The invasion of French broom (Teline monspessulana (L.) K.Koch) in south-central Chile is favored by forest fires.


Forest fires, common in Mediterranean zones and increasing in central Chile,  favor the permanence of the French broom over native species in areas under high levels of anthropogenic disturbance. This is a consequence of several interacting factors, which determine the success of this exotic species.

On one hand, French broom is able to produce large amounts of seeds, which start to reproduce at an early age. The seeds can remain stored in the soil for years. The high temperatures generated during forest fires stimulate the germination of the seeds, reaching their highest germination rate at temperatures close to 100ºC. French broom rapidly re-colonizes the fields that have been affected by a forest fire.

On the other hand, most of the native tree and shrub species are not adapted to this interaction with forest fires.

Finally, a high amount of fuel (biomass) can accumulate in French broom populations, increasing the spreading rate and intensity of forest fires.

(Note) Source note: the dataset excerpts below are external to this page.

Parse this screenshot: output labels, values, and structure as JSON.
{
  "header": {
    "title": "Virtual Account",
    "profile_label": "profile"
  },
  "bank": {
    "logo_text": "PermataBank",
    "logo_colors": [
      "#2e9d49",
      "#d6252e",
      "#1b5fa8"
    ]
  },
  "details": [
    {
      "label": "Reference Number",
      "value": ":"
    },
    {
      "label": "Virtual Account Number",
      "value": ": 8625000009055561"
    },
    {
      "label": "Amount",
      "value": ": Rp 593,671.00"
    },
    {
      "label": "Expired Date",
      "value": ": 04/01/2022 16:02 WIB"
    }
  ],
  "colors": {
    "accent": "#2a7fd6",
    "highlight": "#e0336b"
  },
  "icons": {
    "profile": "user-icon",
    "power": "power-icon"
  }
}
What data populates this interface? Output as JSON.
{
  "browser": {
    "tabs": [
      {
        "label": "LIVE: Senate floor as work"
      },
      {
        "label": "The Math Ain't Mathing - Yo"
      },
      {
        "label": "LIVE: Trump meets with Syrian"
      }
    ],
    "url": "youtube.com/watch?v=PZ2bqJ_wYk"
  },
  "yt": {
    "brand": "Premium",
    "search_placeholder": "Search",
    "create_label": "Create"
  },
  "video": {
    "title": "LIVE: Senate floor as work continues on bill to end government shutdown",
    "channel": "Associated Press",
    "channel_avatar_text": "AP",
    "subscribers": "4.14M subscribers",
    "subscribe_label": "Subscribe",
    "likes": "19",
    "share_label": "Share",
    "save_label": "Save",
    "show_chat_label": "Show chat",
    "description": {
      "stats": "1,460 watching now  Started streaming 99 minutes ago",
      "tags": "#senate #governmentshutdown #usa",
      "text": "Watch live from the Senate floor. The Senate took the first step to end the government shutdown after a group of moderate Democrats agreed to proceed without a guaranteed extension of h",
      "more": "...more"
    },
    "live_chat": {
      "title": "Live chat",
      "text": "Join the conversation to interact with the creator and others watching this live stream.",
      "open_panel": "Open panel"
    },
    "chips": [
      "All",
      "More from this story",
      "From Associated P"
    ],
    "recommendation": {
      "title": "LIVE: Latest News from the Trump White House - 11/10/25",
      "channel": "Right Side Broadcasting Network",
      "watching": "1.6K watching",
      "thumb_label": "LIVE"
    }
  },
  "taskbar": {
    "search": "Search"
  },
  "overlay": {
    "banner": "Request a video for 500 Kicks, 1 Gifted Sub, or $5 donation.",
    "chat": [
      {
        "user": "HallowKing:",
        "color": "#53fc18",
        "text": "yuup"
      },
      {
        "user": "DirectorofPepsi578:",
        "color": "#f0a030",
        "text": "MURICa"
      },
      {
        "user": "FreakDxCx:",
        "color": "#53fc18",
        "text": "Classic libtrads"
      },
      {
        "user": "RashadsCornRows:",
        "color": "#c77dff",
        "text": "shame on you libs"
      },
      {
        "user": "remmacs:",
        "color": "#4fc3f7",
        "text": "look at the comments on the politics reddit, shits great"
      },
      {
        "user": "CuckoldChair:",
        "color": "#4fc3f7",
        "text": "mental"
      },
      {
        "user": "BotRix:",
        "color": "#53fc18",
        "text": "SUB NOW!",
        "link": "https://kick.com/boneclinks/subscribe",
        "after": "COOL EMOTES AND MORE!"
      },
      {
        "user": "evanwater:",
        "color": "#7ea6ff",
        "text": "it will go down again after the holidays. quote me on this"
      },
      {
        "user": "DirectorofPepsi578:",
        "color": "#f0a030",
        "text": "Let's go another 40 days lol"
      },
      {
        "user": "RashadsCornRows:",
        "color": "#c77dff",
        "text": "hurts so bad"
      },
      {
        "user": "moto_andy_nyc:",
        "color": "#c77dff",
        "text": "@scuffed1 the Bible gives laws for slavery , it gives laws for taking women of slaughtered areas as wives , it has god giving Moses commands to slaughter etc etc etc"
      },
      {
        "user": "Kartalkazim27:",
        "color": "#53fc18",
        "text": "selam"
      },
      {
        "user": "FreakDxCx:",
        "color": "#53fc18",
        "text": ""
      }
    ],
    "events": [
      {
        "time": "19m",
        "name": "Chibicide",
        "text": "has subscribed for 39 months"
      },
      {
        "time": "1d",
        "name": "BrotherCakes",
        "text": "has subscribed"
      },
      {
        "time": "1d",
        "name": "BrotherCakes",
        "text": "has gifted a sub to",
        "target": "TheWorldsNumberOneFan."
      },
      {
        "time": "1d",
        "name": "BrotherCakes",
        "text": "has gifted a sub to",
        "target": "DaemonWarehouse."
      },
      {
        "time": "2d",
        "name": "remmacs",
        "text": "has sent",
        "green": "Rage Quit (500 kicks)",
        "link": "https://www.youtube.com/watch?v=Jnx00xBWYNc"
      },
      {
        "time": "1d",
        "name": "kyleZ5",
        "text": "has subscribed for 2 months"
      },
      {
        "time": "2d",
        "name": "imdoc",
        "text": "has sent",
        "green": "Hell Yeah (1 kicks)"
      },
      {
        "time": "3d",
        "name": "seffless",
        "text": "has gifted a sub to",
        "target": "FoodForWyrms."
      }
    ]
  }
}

In conclusion, a positive interaction is created between French broom and forest fires, highlighting the need for urgent development of control measures for this species.


See articles in Pauchard et al. 2008 PDF

See articles in García et al. 2007 PDF



Advance of Pinus contorta in a Chilean National Reserve


Pines, very important species for the forest industry of many countries, have already been registered as invasive in natural ecosystems, especially in the Southern hemisphere. Within pines, Pinus contorta is considered one of the most aggressive species.

In the Malacahuello National Reserve, we studied the regeneration of this species in sites close to plantations and growing next to native species, such as the emblematic Araucaria araucana.

The regeneration density of P. contorta is even higher than the one found in the original plantations. This natural regeneration affects an area of 78 ha, with plants reaching 1,2 km away from the plantation.

We also determined a positive association between P. contorta and Araucaria. This means that there is a higher number of plants of P. contorta in places where Araucaria is present, decreasing the possibility of Araucaria to establish. Furthermore, we determined a negative association between P. contorta and Ñirre, meaning that in places where there is a higher abundance of Ñirre, the regeneration of P. contorta will decrease. Probably, the high cover of Ñirre decreases light availability.

The ability to reproduce at an early age and consistently, along with the establishment of individuals at great distances from the place of origin, allow us to conclude that P. contorta has a great potential as an invasive species in the natural forests of this area.


See the article in. Peña et al. 2008 PDF




Trends and challenges for research in biological invasions in Chile


A total of 92 articles and book chapters about biological invasions have been published between 1992 and 2008 in Chile, by different institutions and researchers.

An important number of these studies (24%) is restricted to descriptions about the patterns followed by introduced species. However, in order to improve our understanding and control of the process of biological invasion, we propose to deepen the study of mechanisms that allow or restrict invasions.

Only one of the studies is directly aimed at organizations responsible for fighting biological invasions. This demonstrates the urgency of increasing the number of these kinds of studies in order to contribute to managers and policy makers.